Going to see a doctor? Why wait?

Going to see a doctor? Why wait?

Going to see a doctor? Why wait?

The concept of connecting with a doctor on demand has been around for a very long time. But it has been in the last 10 years or so with the proliferation of high speed internet connectivity, that the idea of having an on-demand video encounter with a provider has become ubiquitously available.

Telemedicine, tele-health, virtual medicine, virtual encounters, and doctor-on-demand, are all different names for the same concept. However, there are several different ways that virtualizing access to a provider will be available in the marketplace.

In this article 4 Ways Telemedicine Is Changing Healthcare, the author Mandy Roth discusses insights from two leading tele-health providers.  Mentioned are 4 ways to think about tele-health.

Direct-To-Consumer. This is the national provider access services which are being adopted by payers and self insured employers as a way to divert traffic from the ED, and give patient fast access to care.

Self-Service. This is actually a feature of Direct-To-Consumer, and it is the concept of building in care paths and assessment protocols into the system so when as much data can be captured prior to the actual encounter. There is lots of talk about artificial intelligence in healthcare today, and this is a great application.

Provider Collaboration. This is a feature of most tele-health platforms and it means a provider connects with another provider instead of a patient.
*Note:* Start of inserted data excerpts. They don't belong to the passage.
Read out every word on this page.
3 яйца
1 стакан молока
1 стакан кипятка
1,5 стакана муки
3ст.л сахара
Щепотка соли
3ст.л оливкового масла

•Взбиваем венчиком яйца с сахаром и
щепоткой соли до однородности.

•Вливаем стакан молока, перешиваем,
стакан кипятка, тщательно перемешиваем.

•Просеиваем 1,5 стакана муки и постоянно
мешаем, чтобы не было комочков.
Spaces. The idea of spaces, or private locations providing access to tele-health, including dedicated high quality equipment for the video and audio as well as biometric devices of various sorts. The article mentions clinical settings and potentially home settings, but the availability of spaces I believe will be broad. Imagine spaces at major hotels in resorts, or at the mall, or downtown as a city service.

One area not mentioned related to virtual medicine is the proliferation of personal digital electronic biometric devices and the availability of using AI to provide real-time alerts to the individual, or pooling “big data” for population health. Everyone carries a cell phone and the potential for collecting biometric data from a device carried on the persona is not science fiction.
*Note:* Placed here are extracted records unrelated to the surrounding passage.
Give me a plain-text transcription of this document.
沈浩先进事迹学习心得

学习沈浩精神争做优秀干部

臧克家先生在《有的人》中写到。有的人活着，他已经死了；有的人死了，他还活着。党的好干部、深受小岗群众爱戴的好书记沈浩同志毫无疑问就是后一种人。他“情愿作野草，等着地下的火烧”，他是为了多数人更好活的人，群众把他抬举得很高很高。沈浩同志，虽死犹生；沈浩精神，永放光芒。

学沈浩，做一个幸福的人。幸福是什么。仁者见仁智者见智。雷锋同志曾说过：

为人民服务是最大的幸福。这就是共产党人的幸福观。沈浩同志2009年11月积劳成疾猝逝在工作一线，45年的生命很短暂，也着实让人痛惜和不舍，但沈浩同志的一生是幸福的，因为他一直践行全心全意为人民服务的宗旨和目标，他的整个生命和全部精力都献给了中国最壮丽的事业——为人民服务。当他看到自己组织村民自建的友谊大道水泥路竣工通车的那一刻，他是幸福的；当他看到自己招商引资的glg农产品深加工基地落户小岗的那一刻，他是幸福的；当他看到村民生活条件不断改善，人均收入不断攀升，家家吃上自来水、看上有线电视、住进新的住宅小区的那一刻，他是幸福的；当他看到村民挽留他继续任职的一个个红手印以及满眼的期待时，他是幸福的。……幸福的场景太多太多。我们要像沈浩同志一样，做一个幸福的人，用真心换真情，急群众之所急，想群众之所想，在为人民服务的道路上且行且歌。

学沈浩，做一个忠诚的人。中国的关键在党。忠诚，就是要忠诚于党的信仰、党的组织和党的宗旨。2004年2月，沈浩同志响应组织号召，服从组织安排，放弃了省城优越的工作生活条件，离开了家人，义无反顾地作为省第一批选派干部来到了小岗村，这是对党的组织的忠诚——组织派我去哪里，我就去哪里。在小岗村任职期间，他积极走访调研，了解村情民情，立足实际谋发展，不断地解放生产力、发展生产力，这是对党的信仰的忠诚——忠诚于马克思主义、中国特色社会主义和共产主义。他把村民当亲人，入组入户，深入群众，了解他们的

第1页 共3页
The biggest question about these emerging developments is not whether health data will be used by the person individually, the person with their provider, or the provider with another consulting provider. This is happening and the data exchanged and the means of exchange will become increasingly sophisticated through new biometric sensor devices.

The more critical question is to what extend will our laws evolve to protect the rights of the individual’s collected data verses the needs of the collective population. With the right to keep my bio data private be subservient to the societal need to track and study an emerging epidemic that requires I submit my data?